Protein Kinase Inhibitor Alpha Drives Vincristine Resistance in Ewing Sarcoma via cAMP-EPAC Signaling Reprogramming

Ewing sarcoma (ES) is an aggressive bone malignancy with poor outcomes for chemotherapy-resistant patients, yet the mechanisms underlying vincristine resistance remain unclear. Here, we identify protein kinase inhibitor alpha (PKIA) as a critical driver of chemoresistance through cAMP-EPAC signaling reprogramming. Transcriptomic analysis of vincristine-resistant ES cells revealed PKIA upregulation, which correlated with poor survival in clinical cohorts (HR = 2.14, p < 0.001). Mechanistically, PKIA overexpression elevated intracellular cAMP levels but suppressed PKA activity, instead activating the noncanonical EPAC-Rap1-ERK pathway to promote drug efflux and survival. Pharmacological inhibition of EPAC with ESI-09 reversed resistance (IC~50~ reduction: 52%, p < 0.01), while PKIA knockdown restored vincristine sensitivity in xenografts.

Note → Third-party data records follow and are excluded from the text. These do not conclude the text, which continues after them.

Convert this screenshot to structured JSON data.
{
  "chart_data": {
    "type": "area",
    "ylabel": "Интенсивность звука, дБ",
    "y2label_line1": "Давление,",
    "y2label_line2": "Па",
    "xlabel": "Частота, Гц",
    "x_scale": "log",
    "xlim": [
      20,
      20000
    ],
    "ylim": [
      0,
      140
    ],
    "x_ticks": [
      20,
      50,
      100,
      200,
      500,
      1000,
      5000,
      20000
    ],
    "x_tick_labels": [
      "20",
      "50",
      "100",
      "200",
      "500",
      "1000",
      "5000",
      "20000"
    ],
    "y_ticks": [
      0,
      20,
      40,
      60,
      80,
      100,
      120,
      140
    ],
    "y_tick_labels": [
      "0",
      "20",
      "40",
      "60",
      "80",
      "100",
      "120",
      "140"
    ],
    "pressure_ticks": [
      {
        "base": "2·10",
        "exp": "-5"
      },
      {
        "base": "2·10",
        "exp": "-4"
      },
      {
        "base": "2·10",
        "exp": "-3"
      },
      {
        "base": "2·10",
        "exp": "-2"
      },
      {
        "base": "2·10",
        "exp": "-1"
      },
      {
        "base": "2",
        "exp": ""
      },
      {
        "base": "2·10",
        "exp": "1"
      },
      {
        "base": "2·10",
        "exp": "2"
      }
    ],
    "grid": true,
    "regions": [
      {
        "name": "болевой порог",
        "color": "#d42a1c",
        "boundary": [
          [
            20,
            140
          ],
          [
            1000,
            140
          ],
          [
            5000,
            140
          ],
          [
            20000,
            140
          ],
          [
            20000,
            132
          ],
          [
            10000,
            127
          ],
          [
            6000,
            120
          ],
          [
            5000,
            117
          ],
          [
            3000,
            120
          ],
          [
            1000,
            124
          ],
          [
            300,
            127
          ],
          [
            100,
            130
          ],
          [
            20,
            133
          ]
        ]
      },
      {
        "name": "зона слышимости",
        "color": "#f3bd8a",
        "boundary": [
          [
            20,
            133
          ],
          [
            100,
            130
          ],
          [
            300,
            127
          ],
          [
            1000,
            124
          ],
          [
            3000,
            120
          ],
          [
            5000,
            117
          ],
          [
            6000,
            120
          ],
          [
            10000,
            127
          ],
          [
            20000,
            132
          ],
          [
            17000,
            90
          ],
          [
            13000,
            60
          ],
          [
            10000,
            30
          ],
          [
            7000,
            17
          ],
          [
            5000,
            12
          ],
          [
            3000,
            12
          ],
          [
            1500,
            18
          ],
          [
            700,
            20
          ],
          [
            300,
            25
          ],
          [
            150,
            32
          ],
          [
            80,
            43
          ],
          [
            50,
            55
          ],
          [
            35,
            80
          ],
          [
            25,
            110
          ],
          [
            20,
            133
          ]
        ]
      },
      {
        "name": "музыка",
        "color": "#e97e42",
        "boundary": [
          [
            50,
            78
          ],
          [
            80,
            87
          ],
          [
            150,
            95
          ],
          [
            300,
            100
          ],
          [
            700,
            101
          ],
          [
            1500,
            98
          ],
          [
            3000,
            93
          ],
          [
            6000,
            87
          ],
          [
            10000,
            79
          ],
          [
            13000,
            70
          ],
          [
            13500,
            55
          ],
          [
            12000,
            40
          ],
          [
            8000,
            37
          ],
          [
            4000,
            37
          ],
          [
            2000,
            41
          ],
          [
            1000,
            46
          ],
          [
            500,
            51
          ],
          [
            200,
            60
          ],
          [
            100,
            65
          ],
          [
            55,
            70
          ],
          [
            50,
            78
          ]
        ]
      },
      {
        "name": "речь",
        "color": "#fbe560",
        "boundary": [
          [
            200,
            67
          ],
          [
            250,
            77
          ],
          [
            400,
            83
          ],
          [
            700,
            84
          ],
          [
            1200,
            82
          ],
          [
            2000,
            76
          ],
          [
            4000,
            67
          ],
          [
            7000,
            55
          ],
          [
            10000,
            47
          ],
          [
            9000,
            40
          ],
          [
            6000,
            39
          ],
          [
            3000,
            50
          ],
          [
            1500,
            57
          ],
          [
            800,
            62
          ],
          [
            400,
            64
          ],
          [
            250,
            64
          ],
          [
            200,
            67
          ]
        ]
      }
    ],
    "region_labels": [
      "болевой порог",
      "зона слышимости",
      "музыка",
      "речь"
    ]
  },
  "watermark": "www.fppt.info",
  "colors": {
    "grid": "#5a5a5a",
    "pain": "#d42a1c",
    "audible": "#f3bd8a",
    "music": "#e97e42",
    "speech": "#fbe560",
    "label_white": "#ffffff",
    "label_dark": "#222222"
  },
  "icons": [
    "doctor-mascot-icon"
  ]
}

Strikingly, PKIA exhibited a dual role, with low expression in primary ES (potentially tumor-suppressive) and high expression in resistant/metastatic tumors (prosurvival), mirroring observations in prostate and hepatocellular cancers. Our work establishes PKIA as a therapeutic vulnerability and supports targeting the cAMP-EPAC axis to overcome chemoresistance in high-risk ES.

EPAC1; Ewing sarcoma; PKIA; cAMP signaling; resistance; vincristine.